There's lots to find about it on the web. For instance The Liverpool Museums has a website, at the bottom of the page are many links to stroll. Especially the castings of figures used in the model took my eye. Cos of my recent casting adventures with plaster and resin it was sort of comforting to see in the video and pictures that the craft men encountered some of the same issue's and problems.

I hope you enjoy,


  1. It's amazing! Thanks for sharing!

  2. WOW! Fascinating, it looks huge. I'd love to have a closer look, the detail is still incredible. Thanks x

  3. Thanks for posting the link. I have followed that project for a while. I love the old wooden models, there are still quite a few left in Europe. There used to be a museum featuring that type of model Paris but it has closed.

    It is indeed a lost art now that design is done in 3D on computers. The physical models that do get made are now mostly plastics, foam and paper. I have done some of that work for companies now and again but it has little in the way of soul food in the making or the viewing.

  4. I believe it is still in Liverpool Simon. On and off on display, depending on the subject of the exhibition. The Walker Art Gallery is the main keeper of it. It's so big, you'll probably spend days taking in all detail?!

    Yes KArin, we can learn lots from the old artisans and craft men. Cos you work commercially and cos of your back ground I would suspect you to use modern materials. But tell me, I'm I wrong to suspect that its mostly a money issue, and not so much the materials that make it loose it's "soul"?

  5. Hi Debora,
    interesting story.....!! And a great movie about it. Glad you've found it on the internet.

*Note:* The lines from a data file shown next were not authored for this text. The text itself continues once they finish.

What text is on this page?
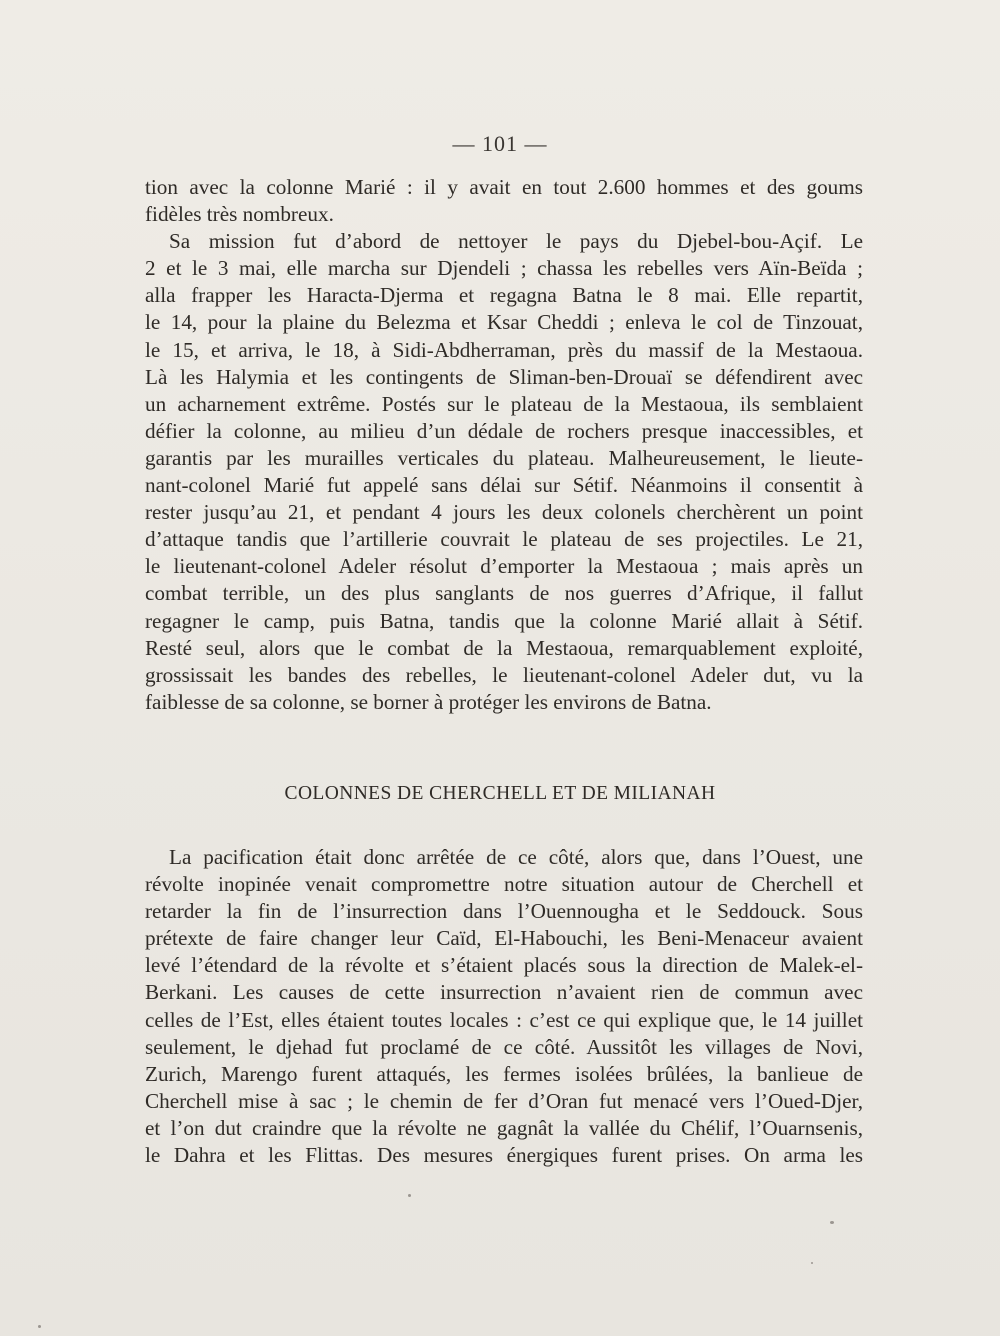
— 101 —
tion avec la colonne Marié : il y avait en tout 2.600 hommes et des goums
fidèles très nombreux.
Sa mission fut d’abord de nettoyer le pays du Djebel-bou-Açif. Le
2 et le 3 mai, elle marcha sur Djendeli ; chassa les rebelles vers Aïn-Beïda ;
alla frapper les Haracta-Djerma et regagna Batna le 8 mai. Elle repartit,
le 14, pour la plaine du Belezma et Ksar Cheddi ; enleva le col de Tinzouat,
le 15, et arriva, le 18, à Sidi-Abdherraman, près du massif de la Mestaoua.
Là les Halymia et les contingents de Sliman-ben-Drouaï se défendirent avec
un acharnement extrême. Postés sur le plateau de la Mestaoua, ils semblaient
défier la colonne, au milieu d’un dédale de rochers presque inaccessibles, et
garantis par les murailles verticales du plateau. Malheureusement, le lieute-
nant-colonel Marié fut appelé sans délai sur Sétif. Néanmoins il consentit à
rester jusqu’au 21, et pendant 4 jours les deux colonels cherchèrent un point
d’attaque tandis que l’artillerie couvrait le plateau de ses projectiles. Le 21,
le lieutenant-colonel Adeler résolut d’emporter la Mestaoua ; mais après un
combat terrible, un des plus sanglants de nos guerres d’Afrique, il fallut
regagner le camp, puis Batna, tandis que la colonne Marié allait à Sétif.
Resté seul, alors que le combat de la Mestaoua, remarquablement exploité,
grossissait les bandes des rebelles, le lieutenant-colonel Adeler dut, vu la
faiblesse de sa colonne, se borner à protéger les environs de Batna.
COLONNES DE CHERCHELL ET DE MILIANAH
La pacification était donc arrêtée de ce côté, alors que, dans l’Ouest, une
révolte inopinée venait compromettre notre situation autour de Cherchell et
retarder la fin de l’insurrection dans l’Ouennougha et le Seddouck. Sous
prétexte de faire changer leur Caïd, El-Habouchi, les Beni-Menaceur avaient
levé l’étendard de la révolte et s’étaient placés sous la direction de Malek-el-
Berkani. Les causes de cette insurrection n’avaient rien de commun avec
celles de l’Est, elles étaient toutes locales : c’est ce qui explique que, le 14 juillet
seulement, le djehad fut proclamé de ce côté. Aussitôt les villages de Novi,
Zurich, Marengo furent attaqués, les fermes isolées brûlées, la banlieue de
Cherchell mise à sac ; le chemin de fer d’Oran fut menacé vers l’Oued-Djer,
et l’on dut craindre que la révolte ne gagnât la vallée du Chélif, l’Ouarnsenis,
le Dahra et les Flittas. Des mesures énergiques furent prises. On arma les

  6. a lot of work and extraordinary! will cost much time and effort, I guess...
    in Italy, there is a large theme park, outdoors, near Rimini on the Adriatic coast, called "Italy in miniature", which was rebuilt Italy, region by region.
    it is represented throughout the Italian peninsula, through its most important monuments, easily recognizable, such as the Colosseum in Rome, or Venice.
    look here, and click on individual Italian regions, to see the sights:

    it is a place for tourists and I imagine that the monuments are not exactly to scale, but is particular, and beautiful to see!
    if one day you come to Italy on vacation, I advise you to see it! :D

  7. forgiveness, I would like to add:
    click on this link, the 4 th picture, to get an idea of size!!

    thanks!! :D

  8. Oooh, that is just wonderful Caterina. If I ever get the change to go to Italy I will definitely try to go there! It looks lovely. Italy has so many wonderful structures and the builders have done a really nice job, by the looks of it. Yes, that picture sort of tells the scale, and I like the way the man and woman bend to have a peek :D.

  9. Debora,
    What a fantastic model! Thank you for sharing something I might never have known about.

  10. That is the coolest thing! Thank you for this post!

  11. trovo il tuo lavoro straordinario!!!
    complimenti sei grande!!!

  12. Amazing model. Thanks for the link. I had a postcard of Queen Mary's dollhouse as a child. But I've never seen it in real life. Would love to see it.